ドルの持ち直しに加えて、ユーロを取り巻く悪材料は多い。長年EUで中心的役割を果たしたメルケル独首相が21年9月に政界を引退する。16日に独与党のキリスト教民主同盟(CDU)の党首選挙が予定されるが、市場からは「誰が党首となっても、EU内で強いリーダーシップを持つ人物がいなくなることに変わりない。今後、EU復興基金などを巡り各国で対立した際、それが長期化する懸念が出てきた」(野村証券の春井真也氏)とEU内での結束の緩みを指摘する声があった。
※ユーロの対ドル相場
■遅れるワクチン接種
各国で新型コロナウイルスのワクチン接種が広まるなか、米国や英国に対し、EU圏では接種が遅れている。英オックスフォード大学の研究者などがまとめた統計「Our World in Data」によると、100人あたりの接種率は米国が2.82%(12日時点)、英国が4.19%(11日時点)なのに対し、ドイツは0.82%(11日時点)、フランスは0.29%(12日時点)と後れを取っている。医薬品を審査するEUの当局によるワクチン承認が米国などに比べ遅れたことが響いているようだ。

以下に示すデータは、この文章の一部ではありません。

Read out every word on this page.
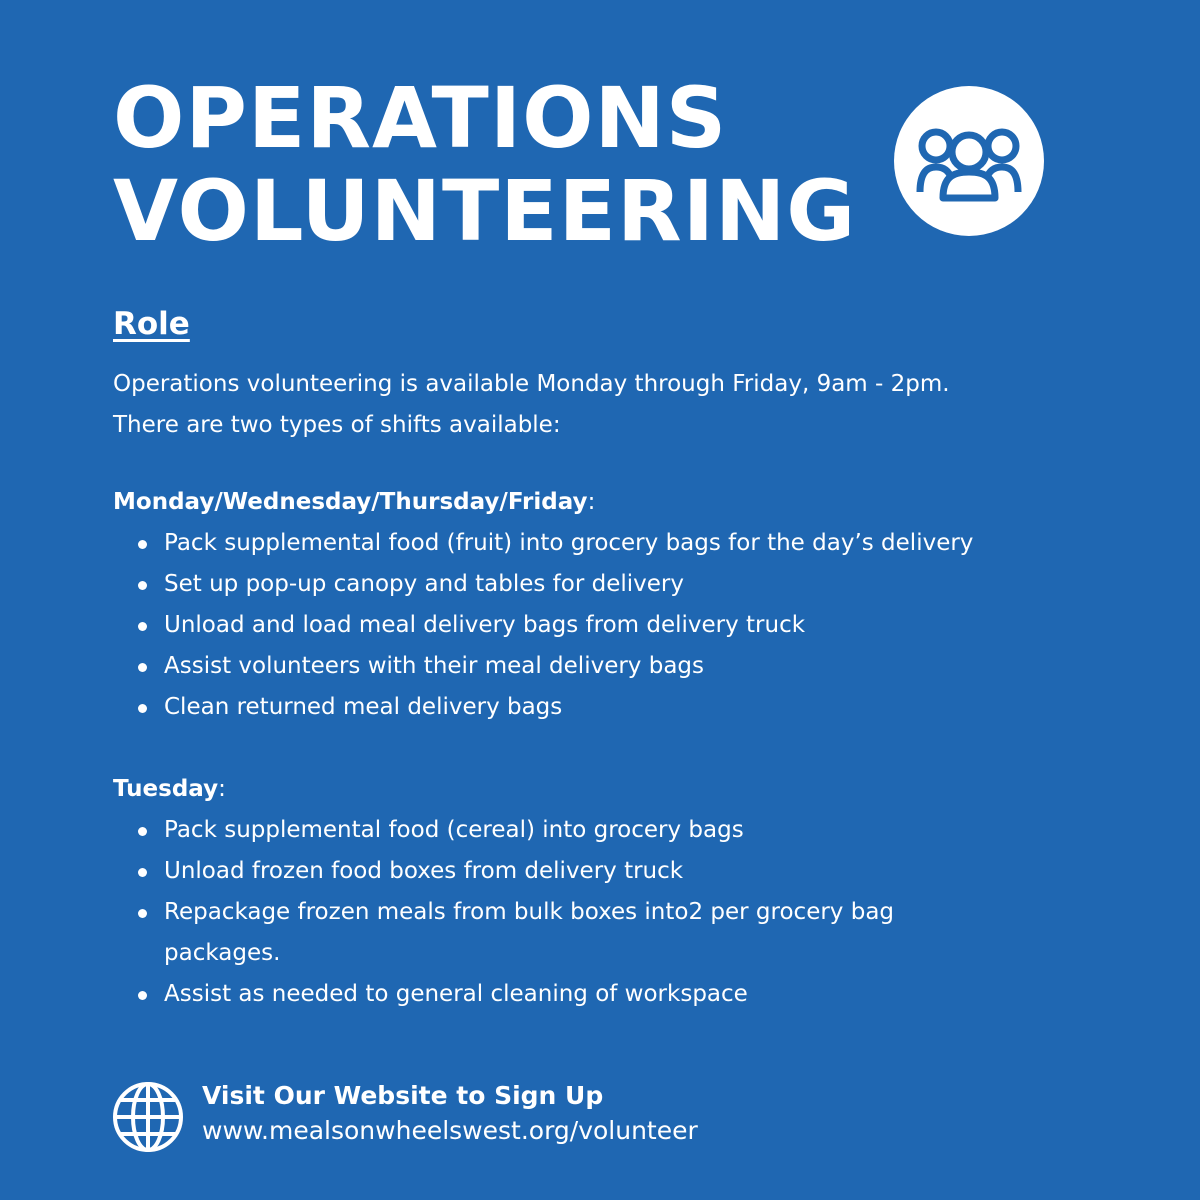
OPERATIONS
VOLUNTEERING
Role

Operations volunteering is available Monday through Friday, 9am - 2pm.
There are two types of shifts available:

Monday/Wednesday/Thursday/Friday:

Pack supplemental food (fruit) into grocery bags for the day’s delivery
Set up pop-up canopy and tables for delivery
Unload and load meal delivery bags from delivery truck
Assist volunteers with their meal delivery bags
Clean returned meal delivery bags

Tuesday:

Pack supplemental food (cereal) into grocery bags
Unload frozen food boxes from delivery truck
Repackage frozen meals from bulk boxes into2 per grocery bag packages.
Assist as needed to general cleaning of workspace

Visit Our Website to Sign Up
www.mealsonwheelswest.org/volunteer
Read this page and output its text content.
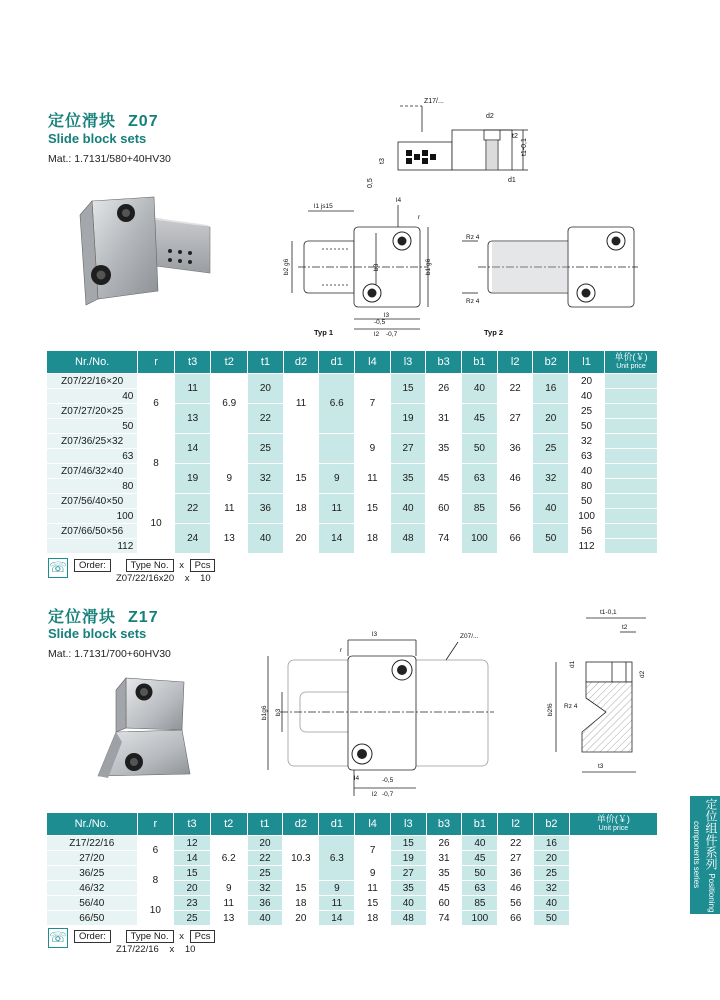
定位滑块 Z07
Slide block sets
Mat.: 1.7131/580+40HV30
Z17/...
d2
t2
t1-0,1
t3
d1
0,5
l1 js15
l4
r
b2 g6	b3	b1 g6
l3
-0,5
l2 -0,7
Rz 4
Rz 4
Typ 1	Typ 2
Nr./No.	r	t3	t2	t1	d2	d1	l4	l3	b3	b1	l2	b2	l1	单价(￥)
Unit price

Z07/22/16×20	6	11	6.9	20	11	6.6	7	15	26	40	22	16	20	
40													40	
Z07/27/20×25		13		22				19	31	45	27	20	25	
50													50	
Z07/36/25×32	8	14		25			9	27	35	50	36	25	32	
63													63	
Z07/46/32×40		19	9	32	15	9	11	35	45	63	46	32	40	
80													80	
Z07/56/40×50	10	22	11	36	18	11	15	40	60	85	56	40	50	
100													100	
Z07/66/50×56		24	13	40	20	14	18	48	74	100	66	50	56	
112													112	
☏	Order:	Type No. x Pcs
Z07/22/16x20 x 10
定位滑块 Z17
Slide block sets
Mat.: 1.7131/700+60HV30
l3	Z07/...
r
b1g6 b3
l4	-0,5
l2 -0,7
t1-0,1
t2
d1
d2
b2f6 Rz 4
t3
Nr./No.	r	t3	t2	t1	d2	d1	l4	l3	b3	b1	l2	b2	单价(￥)
Unit price

Z17/22/16	6	12	6.2	20	10.3	6.3	7	15	26	40	22	16	
27/20		14		22				19	31	45	27	20	
36/25	8	15		25			9	27	35	50	36	25	
46/32		20	9	32	15	9	11	35	45	63	46	32	
56/40	10	23	11	36	18	11	15	40	60	85	56	40	
66/50		25	13	40	20	14	18	48	74	100	66	50	
☏	Order:	Type No. x Pcs
Z17/22/16 x 10
定位组件系列 Positioning components series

ソニーフィナンシャルホールディングスの森本淳太郎氏は「ワクチン接種の遅れは欧州の景気停滞を意識させる材料で、ユーロ相場を下押しする」とし、欧州経済の中心であるドイツがロックダウン(都市封鎖)強化を長期化することもユーロの重荷になるとした。欧州圏での政情不安などを背景に18年以降、2年間下落が続いた「弱いユーロ」は昨年、ドル安で反転の兆しをみせていた。波乱の幕開けとなった今年は、ユーロ高の持続性が試されている。